24.05.2007 17:29 |

Gas-Explosion

38 Bergleute bei Grubenunglück getötet

Zwei Monate nach dem schwersten russischen Grubenunglück seit Jahrzehnten sind in derselben westsibirischen Stadt erneut Dutzende Bergleute bei einer Gasexplosion getötet worden. Bei dem Grubenunglück im Bergwerk Jubilejnaja starben 38 Arbeiter unter Tage, wie der Zivilschutz am Donnerstag in der Stadt Nowokusnezk, 3.000 Kilometer östlich von Moskau, mitteilte.

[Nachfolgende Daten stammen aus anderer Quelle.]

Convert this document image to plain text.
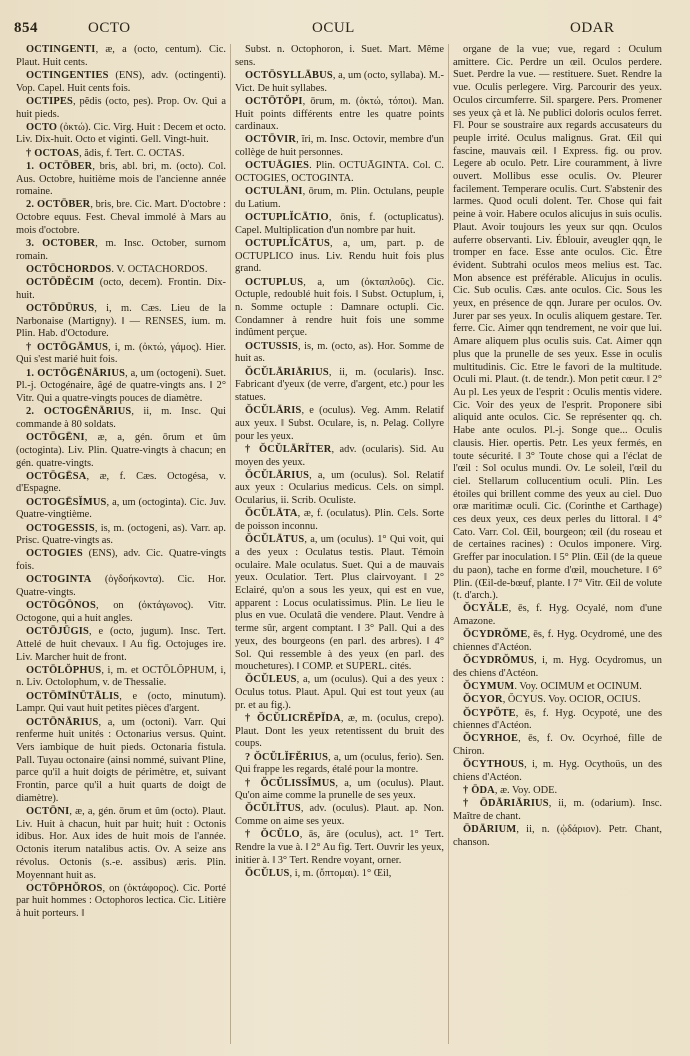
854	OCTO	OCUL	ODAR

OCTINGENTI, æ, a (octo, centum). Cic. Plaut. Huit cents.

OCTINGENTIES (ENS), adv. (octingenti). Vop. Capel. Huit cents fois.

OCTIPES, pĕdis (octo, pes). Prop. Ov. Qui a huit pieds.

OCTO (ὀκτώ). Cic. Virg. Huit : Decem et octo. Liv. Dix-huit. Octo et viginti. Gell. Vingt-huit.

† OCTOAS, ădis, f. Tert. C. OCTAS.

1. OCTŌBER, bris, abl. bri, m. (octo). Col. Aus. Octobre, huitième mois de l'ancienne année romaine.

2. OCTŌBER, bris, bre. Cic. Mart. D'octobre : Octobre equus. Fest. Cheval immolé à Mars au mois d'octobre.

3. OCTOBER, m. Insc. October, surnom romain.

OCTŌCHORDOS. V. OCTACHORDOS.

OCTŌDĔCIM (octo, decem). Frontin. Dix-huit.

OCTŌDŪRUS, i, m. Cæs. Lieu de la Narbonaise (Martigny). ‖ — RENSES, ium. m. Plin. Hab. d'Octodure.

† OCTŌGĀMUS, i, m. (ὀκτώ, γάμος). Hier. Qui s'est marié huit fois.

1. OCTŌGĒNĀRIUS, a, um (octogeni). Suet. Pl.-j. Octogénaire, âgé de quatre-vingts ans. ‖ 2° Vitr. Qui a quatre-vingts pouces de diamètre.

2. OCTOGĒNĀRIUS, ii, m. Insc. Qui commande à 80 soldats.

OCTŌGĒNI, æ, a, gén. ōrum et ûm (octoginta). Liv. Plin. Quatre-vingts à chacun; en gén. quatre-vingts.

OCTŌGĒSA, æ, f. Cæs. Octogésa, v. d'Espagne.

OCTOGĒSĬMUS, a, um (octoginta). Cic. Juv. Quatre-vingtième.

OCTOGESSIS, is, m. (octogeni, as). Varr. ap. Prisc. Quatre-vingts as.

OCTOGIES (ENS), adv. Cic. Quatre-vingts fois.

OCTOGINTA (ὀγδοήκοντα). Cic. Hor. Quatre-vingts.

OCTŌGŌNOS, on (ὀκτάγωνος). Vitr. Octogone, qui a huit angles.

OCTŌJŪGIS, e (octo, jugum). Insc. Tert. Attelé de huit chevaux. ‖ Au fig. Octojuges ire. Liv. Marcher huit de front.

OCTŌLŎPHUS, i, m. et OCTŌLŎPHUM, i, n. Liv. Octolophum, v. de Thessalie.

OCTŌMĪNŪTĀLIS, e (octo, minutum). Lampr. Qui vaut huit petites pièces d'argent.

OCTŌNĀRIUS, a, um (octoni). Varr. Qui renferme huit unités : Octonarius versus. Quint. Vers iambique de huit pieds. Octonaria fistula. Pall. Tuyau octonaire (ainsi nommé, suivant Pline, parce qu'il a huit doigts de périmètre, et, suivant Frontin, parce qu'il a huit quarts de doigt de diamètre).

OCTŌNI, æ, a, gén. ōrum et ûm (octo). Plaut. Liv. Huit à chacun, huit par huit; huit : Octonis idibus. Hor. Aux ides de huit mois de l'année. Octonis iterum natalibus actis. Ov. A seize ans révolus. Octonis (s.-e. assibus) æris. Plin. Moyennant huit as.

OCTŌPHŎROS, on (ὀκτάφορος). Cic. Porté par huit hommes : Octophoros lectica. Cic. Litière à huit porteurs. ‖

Subst. n. Octophoron, i. Suet. Mart. Même sens.

OCTŌSYLLĀBUS, a, um (octo, syllaba). M.-Vict. De huit syllabes.

OCTŌTŎPI, ōrum, m. (ὀκτώ, τόποι). Man. Huit points différents entre les quatre points cardinaux.

OCTŌVIR, ĭri, m. Insc. Octovir, membre d'un collège de huit personnes.

OCTUĀGIES. Plin. OCTUĀGINTA. Col. C. OCTOGIES, OCTOGINTA.

OCTULĀNI, ōrum, m. Plin. Octulans, peuple du Latium.

OCTUPLĬCĀTIO, ōnis, f. (octuplicatus). Capel. Multiplication d'un nombre par huit.

OCTUPLĬCĀTUS, a, um, part. p. de OCTUPLICO inus. Liv. Rendu huit fois plus grand.

OCTUPLUS, a, um (ὀκταπλοῦς). Cic. Octuple, redoublé huit fois. ‖ Subst. Octuplum, i, n. Somme octuple : Damnare octupli. Cic. Condamner à rendre huit fois une somme indûment perçue.

OCTUSSIS, is, m. (octo, as). Hor. Somme de huit as.

ŎCŬLĀRIĀRIUS, ii, m. (ocularis). Insc. Fabricant d'yeux (de verre, d'argent, etc.) pour les statues.

ŎCŬLĀRIS, e (oculus). Veg. Amm. Relatif aux yeux. ‖ Subst. Oculare, is, n. Pelag. Collyre pour les yeux.

† ŎCŬLĀRĬTER, adv. (ocularis). Sid. Au moyen des yeux.

ŎCŬLĀRIUS, a, um (oculus). Sol. Relatif aux yeux : Ocularius medicus. Cels. on simpl. Ocularius, ii. Scrib. Oculiste.

ŎCŬLĀTA, æ, f. (oculatus). Plin. Cels. Sorte de poisson inconnu.

ŎCŬLĀTUS, a, um (oculus). 1° Qui voit, qui a des yeux : Oculatus testis. Plaut. Témoin oculaire. Male oculatus. Suet. Qui a de mauvais yeux. Oculatior. Tert. Plus clairvoyant. ‖ 2° Eclairé, qu'on a sous les yeux, qui est en vue, apparent : Locus oculatissimus. Plin. Le lieu le plus en vue. Oculatâ die vendere. Plaut. Vendre à terme sûr, argent comptant. ‖ 3° Pall. Qui a des yeux, des bourgeons (en parl. des arbres). ‖ 4° Sol. Qui ressemble à des yeux (en parl. des mouchetures). ‖ COMP. et SUPERL. cités.

ŎCŬLEUS, a, um (oculus). Qui a des yeux : Oculus totus. Plaut. Apul. Qui est tout yeux (au pr. et au fig.).

† ŎCŬLICRĔPĬDA, æ, m. (oculus, crepo). Plaut. Dont les yeux retentissent du bruit des coups.

? ŎCŬLĬFĔRIUS, a, um (oculus, ferio). Sen. Qui frappe les regards, étalé pour la montre.

† ŎCŬLISSĬMUS, a, um (oculus). Plaut. Qu'on aime comme la prunelle de ses yeux.

ŎCŬLĬTUS, adv. (oculus). Plaut. ap. Non. Comme on aime ses yeux.

† ŎCŬLO, ās, āre (oculus), act. 1° Tert. Rendre la vue à. ‖ 2° Au fig. Tert. Ouvrir les yeux, initier à. ‖ 3° Tert. Rendre voyant, orner.

ŎCŬLUS, i, m. (ὄπτομαι). 1° Œil,

organe de la vue; vue, regard : Oculum amittere. Cic. Perdre un œil. Oculos perdere. Suet. Perdre la vue. — restituere. Suet. Rendre la vue. Oculis perlegere. Virg. Parcourir des yeux. Oculos circumferre. Sil. spargere. Pers. Promener ses yeux çà et là. Ne publici doloris oculos ferret. Fl. Pour se soustraire aux regards accusateurs du peuple irrité. Oculus malignus. Grat. Œil qui fascine, mauvais œil. ‖ Express. fig. ou prov. Legere ab oculo. Petr. Lire couramment, à livre ouvert. Mollibus esse oculis. Ov. Pleurer facilement. Temperare oculis. Curt. S'abstenir des larmes. Quod oculi dolent. Ter. Chose qui fait peine à voir. Habere oculos alicujus in suis oculis. Plaut. Avoir toujours les yeux sur qqn. Oculos auferre observanti. Liv. Éblouir, aveugler qqn, le tromper en face. Esse ante oculos. Cic. Être évident. Subtrahi oculos meos melius est. Tac. Mon absence est préférable. Alicujus in oculis. Cic. Sub oculis. Cæs. ante oculos. Cic. Sous les yeux, en présence de qqn. Jurare per oculos. Ov. Jurer par ses yeux. In oculis aliquem gestare. Ter. ferre. Cic. Aimer qqn tendrement, ne voir que lui. Amare aliquem plus oculis suis. Cat. Aimer qqn plus que la prunelle de ses yeux. Esse in oculis multitudinis. Cic. Etre le favori de la multitude. Oculi mi. Plaut. (t. de tendr.). Mon petit cœur. ‖ 2° Au pl. Les yeux de l'esprit : Oculis mentis videre. Cic. Voir des yeux de l'esprit. Proponere sibi aliquid ante oculos. Cic. Se représenter qq. ch. Habe ante oculos. Pl.-j. Songe que... Oculis clausis. Hier. opertis. Petr. Les yeux fermés, en toute sécurité. ‖ 3° Toute chose qui a l'éclat de l'œil : Sol oculus mundi. Ov. Le soleil, l'œil du ciel. Stellarum collucentium oculi. Plin. Les étoiles qui brillent comme des yeux au ciel. Duo oræ maritimæ oculi. Cic. (Corinthe et Carthage) ces deux yeux, ces deux perles du littoral. ‖ 4° Cato. Varr. Col. Œil, bourgeon; œil (du roseau et de certaines racines) : Oculos imponere. Virg. Greffer par inoculation. ‖ 5° Plin. Œil (de la queue du paon), tache en forme d'œil, moucheture. ‖ 6° Plin. (Œil-de-bœuf, plante. ‖ 7° Vitr. Œil de volute (t. d'arch.).

ŎCYĂLE, ēs, f. Hyg. Ocyalé, nom d'une Amazone.

ŎCYDRŎME, ēs, f. Hyg. Ocydromé, une des chiennes d'Actéon.

ŎCYDRŎMUS, i, m. Hyg. Ocydromus, un des chiens d'Actéon.

ŎCYMUM. Voy. OCIMUM et OCINUM.

ŎCYOR, ŎCYUS. Voy. OCIOR, OCIUS.

ŎCYPŎTE, ēs, f. Hyg. Ocypoté, une des chiennes d'Actéon.

ŎCYRHOE, ēs, f. Ov. Ocyrhoé, fille de Chiron.

ŎCYTHOUS, i, m. Hyg. Ocythoüs, un des chiens d'Actéon.

† ŌDA, æ. Voy. ODE.

† ŌDĀRIĀRIUS, ii, m. (odarium). Insc. Maître de chant.

ŌDĀRIUM, ii, n. (ᾠδάριον). Petr. Chant, chanson.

Die Bergwerksleitung soll von der lebensgefährlich hohen Methangas-Konzentration gewusst haben. Im März kamen in einem Nachbarschacht von Nowokusnezk 110 Arbeiter ums Leben. Im Südwesten Chinas starben am Mittwoch 13 Bergleute ebenfalls bei einer Methanexplosion.

Das sibirische Bergwerk gehört zum weit verzweigten Firmenimperium des reichsten Russen, Roman Abramowitsch. Beim jüngsten Unglück im russischen Kohlerevier Kusbass steht die Bergwerksleitung im Verdacht, trotz wiederholter Warnungen nichts zum Schutz der Arbeiter unternommen zu haben.

Methan-Konzentration viel zu hoch
"Wegen des erhöhten Methangehalts sollte der Abbau im betroffenen Streb eigentlich vor einer Woche unterbrochen werden", sagte ein Mitarbeiter des Bergwerks. Aus unerklärlichen Gründen sei aber die Anweisung gekommen, weiterhin Kohle zu fördern. Zum Zeitpunkt der Explosion in 500 Metern Tiefe arbeiteten knapp 220 Bergleute unter Tage. Seit Jahresbeginn starben in Russland bereits etwa 150 Bergarbeiter.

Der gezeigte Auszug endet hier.